There may be no flaws to describe, but personal taste. This isn't a contest where each beer is judged against a standard, this is one person's personal impression of that beer.

Of course personal taste is a factor, however it is much more useful on styles you know.

For instance I would be able to taste how a certain malt or certain hop comes through in an IPA and would be able to give useful criticism on certain aspects. I think it's good to balance personal taste and objective observations. While there is no objective standard to be judging beers on, I don't think it's bad to consider how much a beer aligns or deviates with "traditional" tendencies of its' style. Often times the beers that deviate from the tradition of their style can be my favorites!

However I do think that if someone is going to give a bad rating they should at least attempt to explain why. I don't think concrete knowledge is as important as gathering experience and familiarity with various styles. There shouldn't be an exclusive right to rate beers, and I hope I'm not appearing to suggest that. I just think these brewers deserve a bit of our effort if we choose to rate.

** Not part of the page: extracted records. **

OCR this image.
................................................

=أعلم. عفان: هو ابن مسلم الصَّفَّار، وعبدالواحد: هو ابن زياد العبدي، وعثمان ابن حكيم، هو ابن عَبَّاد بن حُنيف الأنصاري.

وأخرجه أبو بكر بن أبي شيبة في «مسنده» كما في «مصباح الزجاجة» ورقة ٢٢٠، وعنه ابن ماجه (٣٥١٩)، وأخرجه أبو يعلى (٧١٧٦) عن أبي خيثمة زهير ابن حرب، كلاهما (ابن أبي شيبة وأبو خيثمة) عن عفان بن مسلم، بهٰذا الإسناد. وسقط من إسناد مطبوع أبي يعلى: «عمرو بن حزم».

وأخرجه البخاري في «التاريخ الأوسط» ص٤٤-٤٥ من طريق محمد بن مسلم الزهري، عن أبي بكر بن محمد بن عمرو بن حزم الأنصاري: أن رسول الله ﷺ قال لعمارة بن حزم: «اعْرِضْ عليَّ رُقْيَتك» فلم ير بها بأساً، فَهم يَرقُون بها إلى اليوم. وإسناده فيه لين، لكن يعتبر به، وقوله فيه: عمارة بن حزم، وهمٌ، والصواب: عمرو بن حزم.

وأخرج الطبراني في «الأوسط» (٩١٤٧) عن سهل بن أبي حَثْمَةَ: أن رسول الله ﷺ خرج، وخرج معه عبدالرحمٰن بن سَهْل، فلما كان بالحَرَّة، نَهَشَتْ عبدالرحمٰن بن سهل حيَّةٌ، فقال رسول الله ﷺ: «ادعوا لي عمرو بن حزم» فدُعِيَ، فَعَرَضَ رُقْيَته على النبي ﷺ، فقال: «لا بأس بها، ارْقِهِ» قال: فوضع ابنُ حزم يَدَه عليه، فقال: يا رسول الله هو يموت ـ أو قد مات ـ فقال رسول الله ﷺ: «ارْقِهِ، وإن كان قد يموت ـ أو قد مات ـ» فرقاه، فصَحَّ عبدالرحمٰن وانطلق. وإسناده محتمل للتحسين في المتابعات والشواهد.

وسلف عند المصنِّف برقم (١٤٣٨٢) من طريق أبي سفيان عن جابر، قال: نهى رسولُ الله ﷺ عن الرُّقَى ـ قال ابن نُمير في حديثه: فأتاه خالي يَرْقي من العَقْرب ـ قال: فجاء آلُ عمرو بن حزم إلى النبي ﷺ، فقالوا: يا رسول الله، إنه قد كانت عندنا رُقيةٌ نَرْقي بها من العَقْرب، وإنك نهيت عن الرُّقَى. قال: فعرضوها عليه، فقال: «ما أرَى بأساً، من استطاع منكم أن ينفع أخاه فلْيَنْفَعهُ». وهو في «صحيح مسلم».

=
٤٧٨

The thing is, many of these assume that people rate and post tasting notes for others to see. That is in many instances not the case. They don't do it because they want to improve the beer or give a genuine feedback, they're just stating whether they enjoyed it or not.

If you want feedback, you shouldn't be looking at Untappd. Maybe Ratebeer is a better option as its users are on average more beerwise, but in the end it's not a safe bet.

The problem here isn't people rating beers, it's trying to make sense of the randomness people attribute to beer(s).

I feel like this is also applies to real life encounters as well.

I enjoy dark beer. The more stout the better however I don't like any IPA's I have ever tried, I just don't like "hoppy" beer. So anytime I ask friend of family what's a beer I should try, no matter who I ask it's always an IPA, or a terrible domestic beer.

I think it all stems from people not accepting the different flavor of beer, I will still try an IPA just to try it. Who knows maybe someday I'll like one, but I don't stick to a type and I feel like that's what most people do. They find a type or kind of beer they like then expect all other beer to taste that way and when it isn't they thinks it's awful, instead of actually tasting and considering what the brew master intended it to taste like.

That's exactly why I like you guys, it's not all this sucks, that sucks, it's genuine interest in the intention behind the beer.